Оптика концепции Мелихова в трилогии сфокусирована на фантазии, определяющей существование героя столь властно, что ее можно назвать уже и фантазией фикс . Это мечта о любви. Только у эроса получается снять навязчивое состояние героя — страх перед переживанием своей ничтожности в мире, вплоть до ощущения — буквального — себя никто: символ, активно задействованный в двух последних романах. Мелихов не склоняет никто , и эта легкая грамматическая причуда в числе других стилистических приемов работает на жанр напряженно поэтический, несмотря на прозаическую упаковку. Трилогия — еще один «интернационал», гимн, во имя победы над никто в себе. Вот уж когда цель оправдывает средства (в виде любви)! Фантазия фикс становится движущей силой действия — жаждой любви, преображающей мироздание, и попыткой сложить свою любовную сказку.
Эту фантазию фикс трилогия разыгрывает по контрапункту сонаты. «В долине блаженных» — роман платонический, «При свете мрака» — эротично-фантастический, «Интернационал дураков» — производственный (любовь возникает в совместном труде).

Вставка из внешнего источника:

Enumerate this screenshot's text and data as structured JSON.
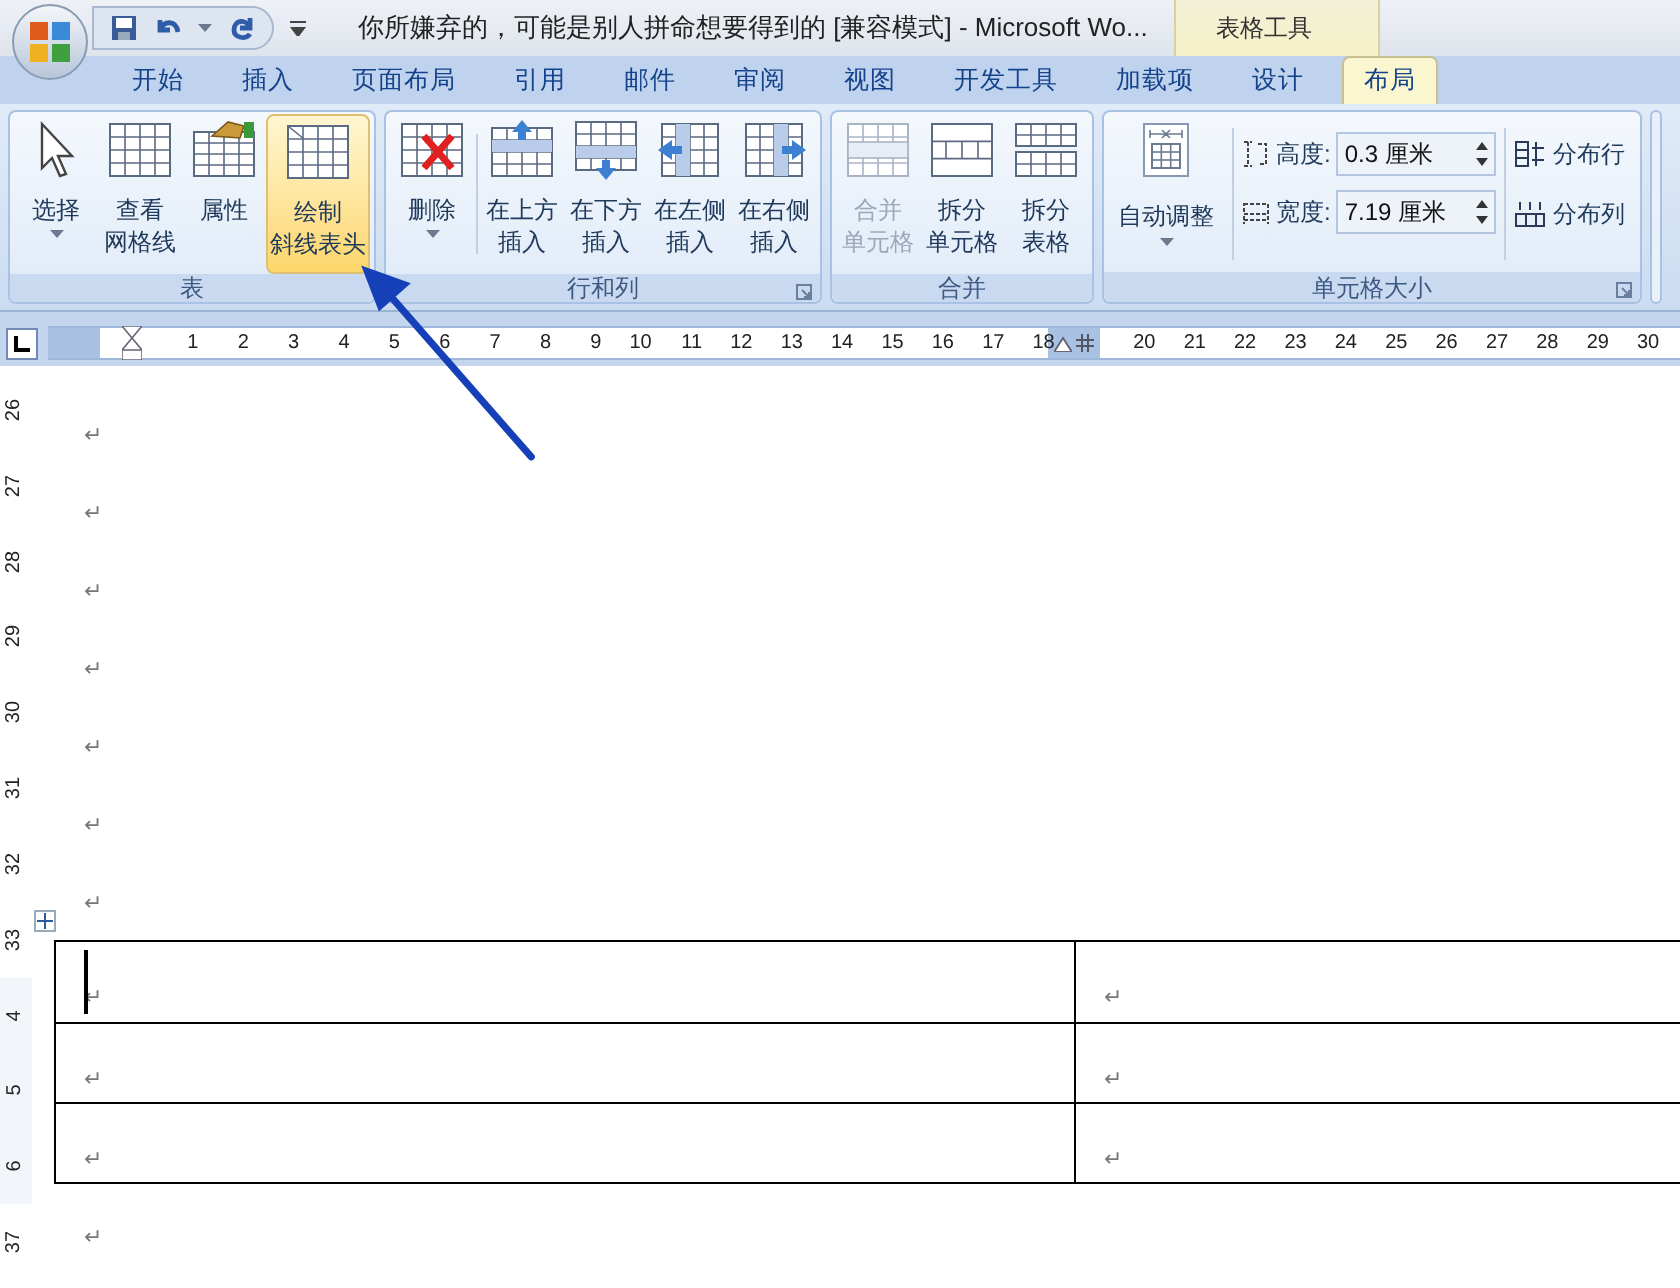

Донжуанство как творение любовной сказки не только для себя, но и для необъятного женского множества (числом в 1003 возлюбленные, по подсчетам героя любви) и хулиганское отмщение Командора (с исходом не летальным, но нервноболезненным) — та фабульная линия в «При свете мрака», что разрешится исцелением донжуана в «Интернационале дураков».
Если последняя любовная сказка и не выходит на уровень «долины блаженных» по первозданности переживаний влюбленного, то оказывается победительницей зрелости над невинностью. Пока автор не приступает к... «этому делу», по его слову.
Тут — в художнике — происходит подмена мужа на мальчика. Нерешаемую, возможно, задачу изображения словом «этого дела» Мелихов пытается решить, переведя «это дело» на язык комической и сентиментальной физиологии. Что ж, это язык правды эроса в жизни интеллигента. Прозаик забавен, трогателен, но «делание любви» остается в области мнимых величин. Не надо преувеличивать силу слов в литературе. Это в жизни «нет ничего важнее слов».